FDSR: Efficient Model Training via Adaptive Tensor Quantization Based on Frequency Domain Division and Similarity Data Reuse

As deep neural networks (DNNs) continue to grow in scale and complexity, GPU memory limitations have become a significant challenge for DNN model training, especially on resource-constrained commercial GPUs. While model quantization facilitates memory-efficient training, it often necessitates a trade-off between quantization granularity and model accuracy. And quantization imposes additional computational overhead, which adversely affects the training throughput and apportions out the performance gains it brings. In this paper, we propose FDSR, an adaptive tensor quantization method that leverages frequency domain division and similarity-based data reuse to break the memory bottleneck in visual model training. FDSR leverages the frequency-domain characteristics of tensors in terms of memory consumption and model accuracy, and proposes a fine-grained tensor quantization with different quantization bit-widths.

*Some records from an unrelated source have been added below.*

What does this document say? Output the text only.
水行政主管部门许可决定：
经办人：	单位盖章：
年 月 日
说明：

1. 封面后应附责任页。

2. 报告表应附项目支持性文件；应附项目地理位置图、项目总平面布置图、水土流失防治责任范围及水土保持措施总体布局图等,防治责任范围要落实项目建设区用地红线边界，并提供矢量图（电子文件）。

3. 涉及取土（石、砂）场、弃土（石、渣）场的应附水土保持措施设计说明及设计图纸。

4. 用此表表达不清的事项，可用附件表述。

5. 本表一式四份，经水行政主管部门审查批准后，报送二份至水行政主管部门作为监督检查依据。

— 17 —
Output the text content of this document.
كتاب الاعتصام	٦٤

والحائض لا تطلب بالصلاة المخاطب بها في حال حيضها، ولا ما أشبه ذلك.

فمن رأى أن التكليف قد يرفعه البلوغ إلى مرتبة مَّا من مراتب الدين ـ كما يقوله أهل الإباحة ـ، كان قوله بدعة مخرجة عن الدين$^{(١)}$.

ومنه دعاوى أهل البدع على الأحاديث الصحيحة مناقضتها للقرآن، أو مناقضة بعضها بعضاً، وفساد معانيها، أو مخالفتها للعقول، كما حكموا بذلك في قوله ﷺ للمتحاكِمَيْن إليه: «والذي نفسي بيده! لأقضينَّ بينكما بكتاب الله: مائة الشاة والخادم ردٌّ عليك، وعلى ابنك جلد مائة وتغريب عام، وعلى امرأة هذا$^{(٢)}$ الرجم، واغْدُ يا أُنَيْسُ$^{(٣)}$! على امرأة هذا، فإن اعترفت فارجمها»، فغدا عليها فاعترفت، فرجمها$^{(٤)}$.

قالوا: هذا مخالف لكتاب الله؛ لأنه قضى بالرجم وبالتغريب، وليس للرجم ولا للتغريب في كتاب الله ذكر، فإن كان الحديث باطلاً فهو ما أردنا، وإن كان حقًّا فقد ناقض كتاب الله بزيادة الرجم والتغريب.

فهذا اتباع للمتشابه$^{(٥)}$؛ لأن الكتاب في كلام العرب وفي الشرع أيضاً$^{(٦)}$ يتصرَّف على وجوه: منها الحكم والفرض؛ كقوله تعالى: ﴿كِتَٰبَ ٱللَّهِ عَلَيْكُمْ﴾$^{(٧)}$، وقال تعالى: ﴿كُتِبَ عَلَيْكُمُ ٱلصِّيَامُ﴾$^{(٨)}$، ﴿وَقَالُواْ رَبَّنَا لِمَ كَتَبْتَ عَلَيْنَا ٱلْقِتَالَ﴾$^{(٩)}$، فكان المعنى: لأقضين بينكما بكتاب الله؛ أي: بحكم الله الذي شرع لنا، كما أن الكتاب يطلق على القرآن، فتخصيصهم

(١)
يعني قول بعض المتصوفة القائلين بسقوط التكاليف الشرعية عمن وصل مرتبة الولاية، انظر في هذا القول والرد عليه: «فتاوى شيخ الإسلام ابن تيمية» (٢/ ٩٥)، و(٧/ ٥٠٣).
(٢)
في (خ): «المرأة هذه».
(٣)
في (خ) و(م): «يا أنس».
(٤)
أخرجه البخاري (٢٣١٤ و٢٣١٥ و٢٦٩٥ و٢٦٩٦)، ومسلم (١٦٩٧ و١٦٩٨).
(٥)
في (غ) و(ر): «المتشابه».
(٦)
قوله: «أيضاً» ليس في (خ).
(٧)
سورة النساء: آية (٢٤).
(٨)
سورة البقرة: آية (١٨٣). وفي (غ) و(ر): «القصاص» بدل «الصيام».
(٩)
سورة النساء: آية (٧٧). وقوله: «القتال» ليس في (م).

It adaptively optimizes the quantization parameters according to model accuracy during training while employing sparsification according to data frequency-domain features, minimizing memory consumption and accuracy loss. To counteract the computational cost, FDSR incorporates a novel similarity-based reuse strategy that avoids redundant quantization/dequantization computations, further enhanced by a tailored Locality-Sensitive Hashing (LSH) mechanism and optimized kernels. Experimental results demonstrate that FDSR achieves an average of 10.20 × activation memory compression with only 1.10% average accuracy loss across various models on the commercial GPU. Compared to the state-of-the-art quantization methods, FDSR improves memory optimization by up to 68.6% and increases throughput by up to 25.55%, with consistent performance improvements on different GPU architectures.